Option B: Accept the email
Plex will email you from noreply@plex.tv. Open it, click "I accept the invitation".
Option C: Accept inside Plex
Go to app.plex.tv, click your account icon (top right), go to Home & Library Access, and hit the checkmark.
you're in!
Watch stuff at app.plex.tv in any browser, or grab the Plex app for your phone, tablet, smart TV, or streaming box.
step 3
Set Video Quality to Maximum
Plex defaults to 720p streaming. Yes, even if the file is 4K. It's dumb but fixable.
you gotta do this every time
Each new app or browser you use has its own quality settings. So every time you log in somewhere new, do this again.

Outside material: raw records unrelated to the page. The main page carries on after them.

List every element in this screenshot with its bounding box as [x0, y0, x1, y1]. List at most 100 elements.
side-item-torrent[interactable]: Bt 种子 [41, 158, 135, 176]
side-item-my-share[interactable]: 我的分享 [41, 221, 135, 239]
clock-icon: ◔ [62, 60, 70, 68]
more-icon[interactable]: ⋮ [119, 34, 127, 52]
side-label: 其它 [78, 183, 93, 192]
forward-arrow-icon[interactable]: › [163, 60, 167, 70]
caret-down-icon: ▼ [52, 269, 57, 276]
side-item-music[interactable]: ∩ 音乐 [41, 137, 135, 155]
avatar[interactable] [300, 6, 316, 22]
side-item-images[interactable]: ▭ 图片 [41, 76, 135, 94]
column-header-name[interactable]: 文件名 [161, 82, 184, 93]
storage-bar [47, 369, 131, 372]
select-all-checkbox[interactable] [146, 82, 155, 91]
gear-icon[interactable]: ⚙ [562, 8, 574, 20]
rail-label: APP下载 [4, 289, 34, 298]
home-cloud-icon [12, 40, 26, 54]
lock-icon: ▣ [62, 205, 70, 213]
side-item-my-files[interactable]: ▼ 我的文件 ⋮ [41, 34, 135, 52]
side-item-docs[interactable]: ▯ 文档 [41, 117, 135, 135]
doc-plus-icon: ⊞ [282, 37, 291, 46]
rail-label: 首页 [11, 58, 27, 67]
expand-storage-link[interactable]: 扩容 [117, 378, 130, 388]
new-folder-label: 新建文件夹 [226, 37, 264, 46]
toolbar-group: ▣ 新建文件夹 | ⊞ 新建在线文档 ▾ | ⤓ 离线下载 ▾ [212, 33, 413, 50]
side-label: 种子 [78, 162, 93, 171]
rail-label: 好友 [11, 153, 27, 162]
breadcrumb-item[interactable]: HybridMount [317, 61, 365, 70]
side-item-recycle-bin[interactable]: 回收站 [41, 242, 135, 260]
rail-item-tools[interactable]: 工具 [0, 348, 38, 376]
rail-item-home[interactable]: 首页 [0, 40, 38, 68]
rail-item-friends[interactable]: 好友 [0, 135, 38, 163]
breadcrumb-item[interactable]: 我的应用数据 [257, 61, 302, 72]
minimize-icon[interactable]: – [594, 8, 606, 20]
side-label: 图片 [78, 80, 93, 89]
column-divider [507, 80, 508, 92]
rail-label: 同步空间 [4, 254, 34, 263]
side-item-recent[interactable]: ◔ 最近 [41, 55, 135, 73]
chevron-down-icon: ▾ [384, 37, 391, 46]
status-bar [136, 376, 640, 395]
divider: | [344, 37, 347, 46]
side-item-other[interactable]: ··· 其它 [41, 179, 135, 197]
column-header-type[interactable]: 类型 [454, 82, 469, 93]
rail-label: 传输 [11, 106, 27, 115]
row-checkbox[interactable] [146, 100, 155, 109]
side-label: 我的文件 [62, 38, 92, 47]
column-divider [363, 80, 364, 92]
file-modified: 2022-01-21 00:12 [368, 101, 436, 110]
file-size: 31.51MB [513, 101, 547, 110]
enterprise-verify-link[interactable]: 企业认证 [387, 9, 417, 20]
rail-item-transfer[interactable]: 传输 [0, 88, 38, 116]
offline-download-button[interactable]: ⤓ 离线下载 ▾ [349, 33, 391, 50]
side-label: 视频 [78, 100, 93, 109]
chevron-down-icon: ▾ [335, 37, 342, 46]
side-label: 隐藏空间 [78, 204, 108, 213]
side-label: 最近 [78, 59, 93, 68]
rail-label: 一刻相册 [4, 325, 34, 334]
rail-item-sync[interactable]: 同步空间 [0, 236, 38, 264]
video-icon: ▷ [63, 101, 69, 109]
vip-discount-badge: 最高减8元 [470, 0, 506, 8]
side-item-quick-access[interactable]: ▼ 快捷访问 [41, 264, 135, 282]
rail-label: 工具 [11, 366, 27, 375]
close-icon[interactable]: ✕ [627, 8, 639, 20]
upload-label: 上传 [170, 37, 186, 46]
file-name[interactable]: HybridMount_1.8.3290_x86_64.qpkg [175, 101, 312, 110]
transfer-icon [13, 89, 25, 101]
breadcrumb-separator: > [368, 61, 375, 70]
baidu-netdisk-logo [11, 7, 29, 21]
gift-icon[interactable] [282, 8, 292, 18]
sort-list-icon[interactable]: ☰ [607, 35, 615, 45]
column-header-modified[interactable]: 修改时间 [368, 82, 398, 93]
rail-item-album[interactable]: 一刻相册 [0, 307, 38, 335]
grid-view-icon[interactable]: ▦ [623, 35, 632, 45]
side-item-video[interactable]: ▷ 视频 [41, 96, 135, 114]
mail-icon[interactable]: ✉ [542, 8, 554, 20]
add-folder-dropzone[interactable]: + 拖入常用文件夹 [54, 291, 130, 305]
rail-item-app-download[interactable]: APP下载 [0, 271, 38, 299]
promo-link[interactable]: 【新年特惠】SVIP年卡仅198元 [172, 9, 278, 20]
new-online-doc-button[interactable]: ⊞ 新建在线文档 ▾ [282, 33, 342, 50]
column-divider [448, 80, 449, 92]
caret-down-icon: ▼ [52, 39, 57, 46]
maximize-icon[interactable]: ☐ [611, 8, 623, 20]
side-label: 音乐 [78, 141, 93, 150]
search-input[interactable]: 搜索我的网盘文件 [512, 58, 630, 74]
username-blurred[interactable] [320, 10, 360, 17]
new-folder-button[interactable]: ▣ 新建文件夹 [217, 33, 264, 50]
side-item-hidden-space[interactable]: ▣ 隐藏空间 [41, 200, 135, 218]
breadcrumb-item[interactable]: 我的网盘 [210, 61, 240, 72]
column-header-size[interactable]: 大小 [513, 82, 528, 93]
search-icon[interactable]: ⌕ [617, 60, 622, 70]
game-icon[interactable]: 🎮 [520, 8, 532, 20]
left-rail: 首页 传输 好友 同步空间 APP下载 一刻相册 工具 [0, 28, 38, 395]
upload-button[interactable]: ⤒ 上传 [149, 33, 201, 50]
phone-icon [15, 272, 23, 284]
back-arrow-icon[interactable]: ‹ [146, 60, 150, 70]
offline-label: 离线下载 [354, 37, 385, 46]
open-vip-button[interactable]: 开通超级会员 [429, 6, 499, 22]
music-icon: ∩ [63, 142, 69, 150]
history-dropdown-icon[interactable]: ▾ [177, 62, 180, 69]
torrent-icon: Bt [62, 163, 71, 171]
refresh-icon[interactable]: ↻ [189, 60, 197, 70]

Go to app.plex.tv and click the wrench icon (Settings) in the top right.
In the left sidebar under Plex Web, click Quality.
If there's an "Automatically adjust quality" checkbox, uncheck it.
Set Video Quality under Internet Streaming to Maximum.
Hit Save Changes.
buffering a lot?
Your internet might not handle max quality. Try lowering it one notch at a time until it plays smooth.
step 4
Pin Libraries to Your Sidebar
When you join someone's server, their stuff doesn't just appear in your sidebar. You gotta pin it.
Click More at the bottom of the left sidebar.
Hover over a library (Movies, TV Shows, etc.) and you'll see three dots on the right.
Click the dots, pick Pin.
Do this for everything you want quick access to.
While you're at it, unpin stuff you don't care about (Live TV, Podcasts, etc.).
Reorder them too
Want Movies at the top? TV Shows second?
Click the three dots next to any pinned library and pick Reorder.
Drag and drop them into the order you want.
step 5
Disable Online Media Sources
Plex throws in free stuff like live TV, podcasts, and web shows. If you just want content from my server without the clutter, turn it off.
Click the wrench icon (Settings) in the top right.
Click Online Media Sources in the sidebar.
For each source you want gone, click Edit.
Set it to Disabled and hit Save Changes.
ahhh, clean
No more random podcasts in your search results.
step 6
Unsubscribe from Plex Emails
Plex auto-subscribes you to their newsletter. Here's how to make it stop.
Click Settings (wrench icon, top right).
Click Account in the sidebar.
Scroll to Newsletter and click Edit.
Uncheck the box.
Click Save Changes. Done.
~ ~ ~ ~ ~
bonus nerd stuff
Understanding Bitrate
This is optional reading but helps you understand why the quality setting matters so much.
Bitrate = how much data you download per second while streaming. Measured in Mbps. More data = better looking picture.
bitrate is not resolution
Resolution (1080p, 4K) = how many pixels. Bitrate = how much data fills those pixels. A 4K video with garbage bitrate can look worse than a solid 1080p encode.
The tradeoff
Higher bitrate = prettier video, but needs more bandwidth. Lower bitrate = more compression, less buffering.
What bad bitrate looks like
When video gets compressed too hard, you get compression artifacts. They're especially visible in dark scenes and fast action:
Color banding - smooth gradients turn into ugly steps
Blocky patches - the image breaks into visible squares
Noise / grain - extra fuzz that wasn't in the original
Blurry motion - fast movement turns to mush
This is why setting quality to maximum matters. It tells Plex to send you the real file instead of a compressed version of it.